Tracking form information

Last updated on November 22, 2024

Consider including a forms control section in your form to help track key information about the form and its status.

On this page:

Overview

Not all useful information about a form is immediately available to you as an author. You might have to check form or control settings to look up the information, or it's something that isn't part of the form unless you put it there. Essentially, this is form metadata.

Consider designing a forms control section that serves authors across your ministry or sector and including it in a form template.

You can include as much or as little as you like, but keep in mind that data stored will be part of the form definition's XML, so don't include anything sensitive.

Example

You can view a demonstration of what form control could look like on the Forms Control demonstration form.

What you might include

Common items you might include are:

  • The form number, not visible in the Form Editor
  • The organization the form belongs to
  • Who will approve the form changes
  • Who is editing the form
  • The form's status for activating a test layer
  • The email address submissions go to

You can keep some or all of these in a single group, or split these across a few if you like.

Form characteristics

Changes you make can have an effect on certain settings and functions of your form, and these are not always easy to notice without thorough testing and checking numerous places.

For example, if your form uses a PDF template, then changes to the web form may mean making changes to the template as well.

Having a list or note of these factors can help make it easier to figure out what additional changes may need to be made.

Form variables

Some forms use a set of variables, such as rates or allowances, for calculations.

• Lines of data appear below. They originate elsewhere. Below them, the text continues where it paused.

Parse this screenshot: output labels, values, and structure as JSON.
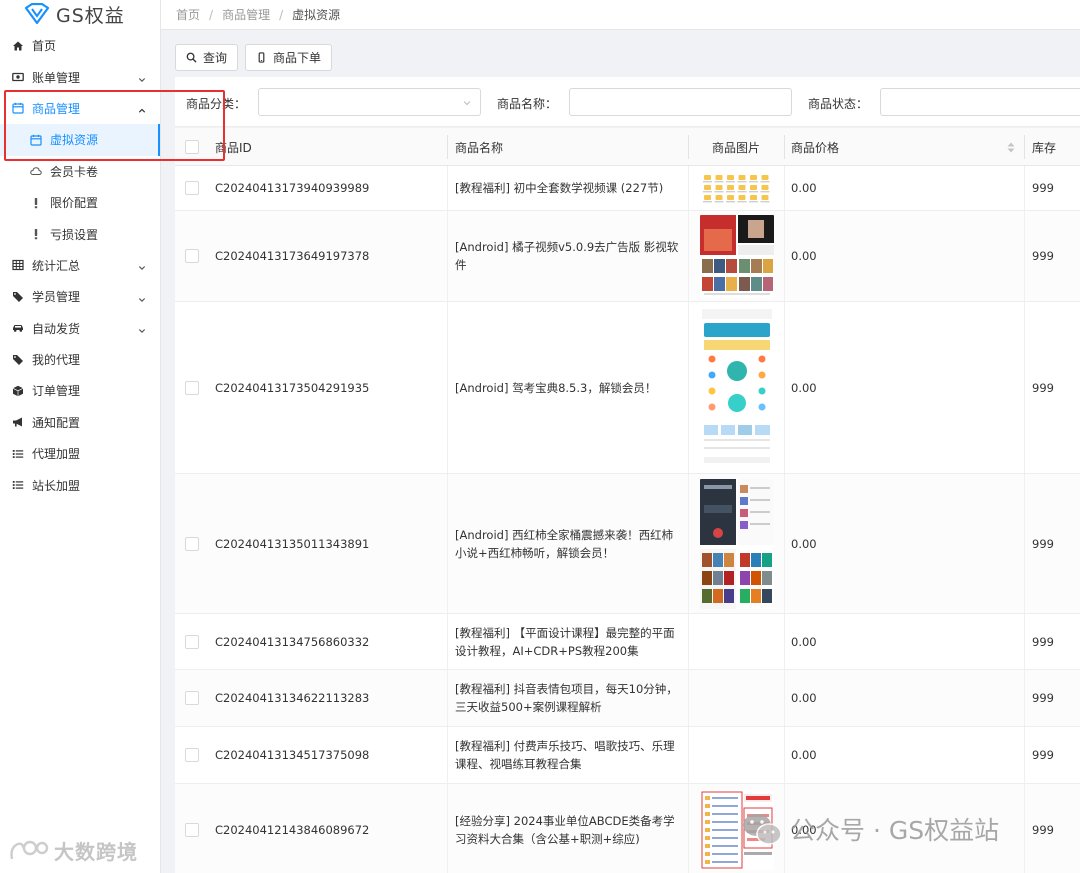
{
  "app": {
    "logo_text": "GS权益"
  },
  "breadcrumb": [
    "首页",
    "商品管理",
    "虚拟资源"
  ],
  "sidebar": {
    "items": [
      {
        "label": "首页",
        "icon": "home-icon",
        "expandable": false
      },
      {
        "label": "账单管理",
        "icon": "money-icon",
        "expandable": true
      },
      {
        "label": "商品管理",
        "icon": "calendar-icon",
        "expandable": true,
        "expanded": true
      },
      {
        "label": "虚拟资源",
        "icon": "calendar-icon",
        "sub": true,
        "active": true
      },
      {
        "label": "会员卡卷",
        "icon": "cloud-icon",
        "sub": true
      },
      {
        "label": "限价配置",
        "icon": "exclamation-icon",
        "sub": true
      },
      {
        "label": "亏损设置",
        "icon": "exclamation-icon",
        "sub": true
      },
      {
        "label": "统计汇总",
        "icon": "table-icon",
        "expandable": true
      },
      {
        "label": "学员管理",
        "icon": "tag-icon",
        "expandable": true
      },
      {
        "label": "自动发货",
        "icon": "car-icon",
        "expandable": true
      },
      {
        "label": "我的代理",
        "icon": "tag-icon",
        "expandable": false
      },
      {
        "label": "订单管理",
        "icon": "cube-icon",
        "expandable": false
      },
      {
        "label": "通知配置",
        "icon": "bullhorn-icon",
        "expandable": false
      },
      {
        "label": "代理加盟",
        "icon": "list-icon",
        "expandable": false
      },
      {
        "label": "站长加盟",
        "icon": "list-icon",
        "expandable": false
      }
    ]
  },
  "toolbar": {
    "query_label": "查询",
    "order_label": "商品下单"
  },
  "filters": {
    "category_label": "商品分类：",
    "name_label": "商品名称：",
    "status_label": "商品状态：",
    "category_value": "",
    "name_value": "",
    "status_value": ""
  },
  "table": {
    "headers": [
      "商品ID",
      "商品名称",
      "商品图片",
      "商品价格",
      "库存"
    ],
    "rows": [
      {
        "id": "C20240413173940939989",
        "name": "[教程福利] 初中全套数学视频课 (227节)",
        "price": "0.00",
        "stock": "999"
      },
      {
        "id": "C20240413173649197378",
        "name": "[Android] 橘子视频v5.0.9去广告版 影视软件",
        "price": "0.00",
        "stock": "999"
      },
      {
        "id": "C20240413173504291935",
        "name": "[Android] 驾考宝典8.5.3，解锁会员！",
        "price": "0.00",
        "stock": "999"
      },
      {
        "id": "C20240413135011343891",
        "name": "[Android] 西红柿全家桶震撼来袭！西红柿小说+西红柿畅听，解锁会员！",
        "price": "0.00",
        "stock": "999"
      },
      {
        "id": "C20240413134756860332",
        "name": "[教程福利] 【平面设计课程】最完整的平面设计教程，AI+CDR+PS教程200集",
        "price": "0.00",
        "stock": "999"
      },
      {
        "id": "C20240413134622113283",
        "name": "[教程福利] 抖音表情包项目，每天10分钟，三天收益500+案例课程解析",
        "price": "0.00",
        "stock": "999"
      },
      {
        "id": "C20240413134517375098",
        "name": "[教程福利] 付费声乐技巧、唱歌技巧、乐理课程、视唱练耳教程合集",
        "price": "0.00",
        "stock": "999"
      },
      {
        "id": "C20240412143846089672",
        "name": "[经验分享] 2024事业单位ABCDE类备考学习资料大合集（含公基+职测+综应)",
        "price": "0.00",
        "stock": "999"
      }
    ]
  },
  "watermarks": {
    "left": "大数跨境",
    "right": "公众号 · GS权益站"
  },
  "colors": {
    "primary": "#1890ff",
    "highlight": "#e6312f"
  }
}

These rates may change periodically.

Instead of embedding these values directly into calculations, you can define them in one place and refer to those definitions in your formulas.

This will make a future update very easy and avoid the potential for one or more calculations to be missed.

Project control

Since changes are tied to requests or projects, you might want to include a summary of the change being made (or last made) and a reference to where you're keeping the records, such as a ticketing system.

Other options could include a checklist of requested changes, which have been made, and the workflow stage it's at.

This section's content and design should take any other project tracking and monitoring system into account.